Norwegian reaction ranged from relief to disgust following confessed terrorist Anders Behring Breivik’s latest day in court. His appearance at a custody hearing, before an audience this time, seemed to confirm what his defense attorney has long called Breivik’s “altered sense of reality.”
The 32-year-old Norwegian who has admitted to bombing Norway’s government headquarters and carrying out a massacre on the island of Utøya offered a glimpse on Monday of how he’s living in a world of his own. “He has a completely different understanding of reality,” repeated Breivik’s defense lawyer, Geir Lippestad, who earlier claimed his client was “insane” but since has regretted that remark. “It’s his impression that both executions and torture are common things to use.”

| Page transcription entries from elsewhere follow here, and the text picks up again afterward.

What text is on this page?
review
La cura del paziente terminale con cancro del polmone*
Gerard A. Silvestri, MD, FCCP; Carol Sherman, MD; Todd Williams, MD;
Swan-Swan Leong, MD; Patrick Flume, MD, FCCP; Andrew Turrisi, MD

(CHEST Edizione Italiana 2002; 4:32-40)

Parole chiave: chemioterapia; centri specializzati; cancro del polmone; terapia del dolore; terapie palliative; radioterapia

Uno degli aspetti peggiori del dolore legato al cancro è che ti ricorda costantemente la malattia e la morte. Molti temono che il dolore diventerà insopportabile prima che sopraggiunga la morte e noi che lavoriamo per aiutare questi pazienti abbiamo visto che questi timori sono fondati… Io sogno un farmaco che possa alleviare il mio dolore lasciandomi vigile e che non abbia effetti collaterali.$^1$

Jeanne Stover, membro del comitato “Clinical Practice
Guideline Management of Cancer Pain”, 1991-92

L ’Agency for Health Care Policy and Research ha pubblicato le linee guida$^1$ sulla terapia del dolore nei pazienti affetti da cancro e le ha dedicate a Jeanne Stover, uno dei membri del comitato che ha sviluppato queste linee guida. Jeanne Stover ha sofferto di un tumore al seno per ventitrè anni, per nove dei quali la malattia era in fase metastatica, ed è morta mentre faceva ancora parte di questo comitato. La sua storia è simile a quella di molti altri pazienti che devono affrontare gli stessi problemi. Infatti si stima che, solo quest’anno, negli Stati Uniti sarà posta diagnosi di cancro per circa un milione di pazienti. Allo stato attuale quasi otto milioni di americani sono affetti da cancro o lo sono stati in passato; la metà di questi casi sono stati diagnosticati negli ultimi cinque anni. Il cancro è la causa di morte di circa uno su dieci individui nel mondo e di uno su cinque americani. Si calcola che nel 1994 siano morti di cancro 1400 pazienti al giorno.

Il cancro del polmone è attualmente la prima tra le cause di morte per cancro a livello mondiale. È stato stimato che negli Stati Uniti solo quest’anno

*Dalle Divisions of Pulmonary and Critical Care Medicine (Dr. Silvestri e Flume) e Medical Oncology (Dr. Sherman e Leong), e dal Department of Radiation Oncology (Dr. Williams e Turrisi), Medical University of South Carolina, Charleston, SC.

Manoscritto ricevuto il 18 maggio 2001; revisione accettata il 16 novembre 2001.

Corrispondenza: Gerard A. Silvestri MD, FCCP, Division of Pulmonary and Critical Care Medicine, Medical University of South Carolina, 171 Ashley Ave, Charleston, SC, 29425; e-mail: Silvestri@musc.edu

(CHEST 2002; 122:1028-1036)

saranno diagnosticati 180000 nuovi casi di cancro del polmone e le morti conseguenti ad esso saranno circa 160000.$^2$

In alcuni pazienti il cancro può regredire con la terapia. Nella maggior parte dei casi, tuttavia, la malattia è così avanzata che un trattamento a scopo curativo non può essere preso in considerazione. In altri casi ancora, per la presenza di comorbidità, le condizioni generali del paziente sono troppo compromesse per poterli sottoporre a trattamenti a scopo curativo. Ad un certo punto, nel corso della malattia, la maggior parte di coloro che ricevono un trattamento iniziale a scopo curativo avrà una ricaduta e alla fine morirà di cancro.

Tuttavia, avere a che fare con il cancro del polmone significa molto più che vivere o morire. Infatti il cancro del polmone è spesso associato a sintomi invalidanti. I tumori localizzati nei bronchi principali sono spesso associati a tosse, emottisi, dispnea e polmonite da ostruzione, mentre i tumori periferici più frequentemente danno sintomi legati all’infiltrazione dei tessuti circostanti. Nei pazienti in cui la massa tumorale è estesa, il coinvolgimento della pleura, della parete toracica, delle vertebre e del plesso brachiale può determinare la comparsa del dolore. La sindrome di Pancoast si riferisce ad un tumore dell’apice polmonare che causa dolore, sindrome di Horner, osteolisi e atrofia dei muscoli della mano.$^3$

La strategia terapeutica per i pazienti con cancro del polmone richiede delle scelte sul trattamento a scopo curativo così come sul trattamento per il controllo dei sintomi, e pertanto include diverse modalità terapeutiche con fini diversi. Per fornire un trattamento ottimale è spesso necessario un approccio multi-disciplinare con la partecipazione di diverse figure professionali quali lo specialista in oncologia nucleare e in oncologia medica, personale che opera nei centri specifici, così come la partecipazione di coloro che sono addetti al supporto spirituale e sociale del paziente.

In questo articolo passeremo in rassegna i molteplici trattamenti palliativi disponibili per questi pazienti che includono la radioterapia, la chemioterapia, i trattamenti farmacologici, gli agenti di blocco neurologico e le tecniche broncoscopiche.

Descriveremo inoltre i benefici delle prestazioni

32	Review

Norwegian media outlets were full of reports on Tuesday about Breivik’s appearance at another custody hearing Monday that was the first one to be open to the public. In the courtroom were many survivors of his attacks and some said later that it was a relief to actually see him in Norway’s strongest form of police custody. Some said it helped them feel safer: One young survivor of the massacre on Utøya had noted that the last time he saw Breivik, he was marching around the island in his imitation police uniform, shooting people. Now the survivor has another mental image of Breivik, in civilian dress and at the mercy of the court.

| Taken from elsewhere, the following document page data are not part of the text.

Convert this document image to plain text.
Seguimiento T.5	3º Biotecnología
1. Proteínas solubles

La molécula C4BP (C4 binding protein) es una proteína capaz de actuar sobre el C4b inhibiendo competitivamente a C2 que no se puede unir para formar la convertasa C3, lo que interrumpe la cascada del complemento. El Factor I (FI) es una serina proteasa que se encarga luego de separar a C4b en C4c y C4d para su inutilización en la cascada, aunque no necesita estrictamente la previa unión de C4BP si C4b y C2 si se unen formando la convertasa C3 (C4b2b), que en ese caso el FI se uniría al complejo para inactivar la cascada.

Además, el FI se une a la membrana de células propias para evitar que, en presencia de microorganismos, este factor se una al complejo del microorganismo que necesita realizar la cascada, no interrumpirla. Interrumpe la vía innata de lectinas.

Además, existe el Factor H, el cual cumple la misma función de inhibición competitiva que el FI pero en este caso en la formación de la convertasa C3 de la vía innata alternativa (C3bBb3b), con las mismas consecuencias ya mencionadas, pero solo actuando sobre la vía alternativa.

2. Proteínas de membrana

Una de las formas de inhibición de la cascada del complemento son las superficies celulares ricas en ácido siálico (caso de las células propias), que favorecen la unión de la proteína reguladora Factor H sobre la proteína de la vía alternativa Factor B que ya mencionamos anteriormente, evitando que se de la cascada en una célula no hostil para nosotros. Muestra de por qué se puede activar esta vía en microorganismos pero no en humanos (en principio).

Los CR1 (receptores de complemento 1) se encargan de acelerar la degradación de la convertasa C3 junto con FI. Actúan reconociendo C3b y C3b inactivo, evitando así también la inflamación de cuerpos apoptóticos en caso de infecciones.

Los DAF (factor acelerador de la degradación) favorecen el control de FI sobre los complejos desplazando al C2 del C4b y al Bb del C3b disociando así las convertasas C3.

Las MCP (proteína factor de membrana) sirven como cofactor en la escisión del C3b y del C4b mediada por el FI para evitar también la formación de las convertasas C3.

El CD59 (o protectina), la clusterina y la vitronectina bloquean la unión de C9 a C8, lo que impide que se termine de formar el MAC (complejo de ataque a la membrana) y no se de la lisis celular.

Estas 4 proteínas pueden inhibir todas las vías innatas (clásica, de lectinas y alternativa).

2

Sondre Lindhagen Nilssen, another teenaged survivor from the coastal town of Kragerø, also said it helped to see Breivik. “He wasn’t as frightening,” Nilssen told Aftenposten.no. “I just saw a totally confused person who doesn’t have the faintest contact with reality.”
Commentators used adjectives like “calm, controlled,” even “confident” to describe Breivik, though, noting how his well-groomed imaged defied the bizarre statements that came out of his mouth. Newspaper Aftenposten published this version of his first statements in court:
“When two parties meet, it’s normal that both are allowed to present themselves,” Breivik began, speaking in a low monotone. “I have, until now, not had permission to do so. I will do so now. I am a military commander in the Norwegian resistance movement. And a Knight Chief Justice in the Knights Templar Norway and Knights Templar Europe.”
He then questioned the competence of Judge Torkjel Nesheim “because (the judge) has a mandate from organizations that support multi-culturalism in Norway. Multi-culturalism is an anti-Norwegian hate ideology designed to destruct the Norwegian ethnic group.” He got as far as adding that “destructing the Norwegian ethnic group is the same as ethnic cleansing…” before the judge cut him off, saying the court only wanted to hear from Breivik about his impressions of prison life.
Breivik later said he had no problems with the conditions of his custody, but said he “doesn’t accept” his imprisonment because he’s a “military commander.” He recommended Norwegian police look to Saudi Arabia for other “methods of torture.” The judge cut him off several times, refusing to allow Breivik to use the hearing as a “soapbox” to spread his beliefs. As reported earlier, his request to directly address survivors and victims’ families was denied.
Breivik was wearing a dark suit, shirt and tie, over what likely was a bullet-proof vest since now he’s the one fearing for his safety. Police clearly didn’t want to take any chances with an assassination attempt, given the high security around his transport and all the armed guards around him.
‘Dignified and orderly’
One of the many lawyers representing survivors and victims’ families, Siv Hallgren, told news bureau NTB that all her clients who attended the hearing felt it was the right thing to do. “It was okay to see the assailant and it was all very dignified and orderly,” Hallgren told NTB, adding that the hearing didn’t turn into the media circus many feared.
The head of the survivors’ support group didn’t agree, and most of the group’s members stayed away out of sheer disgust. One survivor, 20-year-old Bjørn Ihler, who was wounded by Breivik, however, had traveled over from college in Liverpool to attend the hearing. Ihler even wants to have a debate with Breivik, and doesn’t want to call him “a monster” as others have.
“Calling him a monster dehumanizes him and excuses, in a way, what he has done,” Ihler told Afternposten. “I look forward, actually, to meet a real person … and hear him say what he’s written. I want to meet him in an open debate as soon as possible.”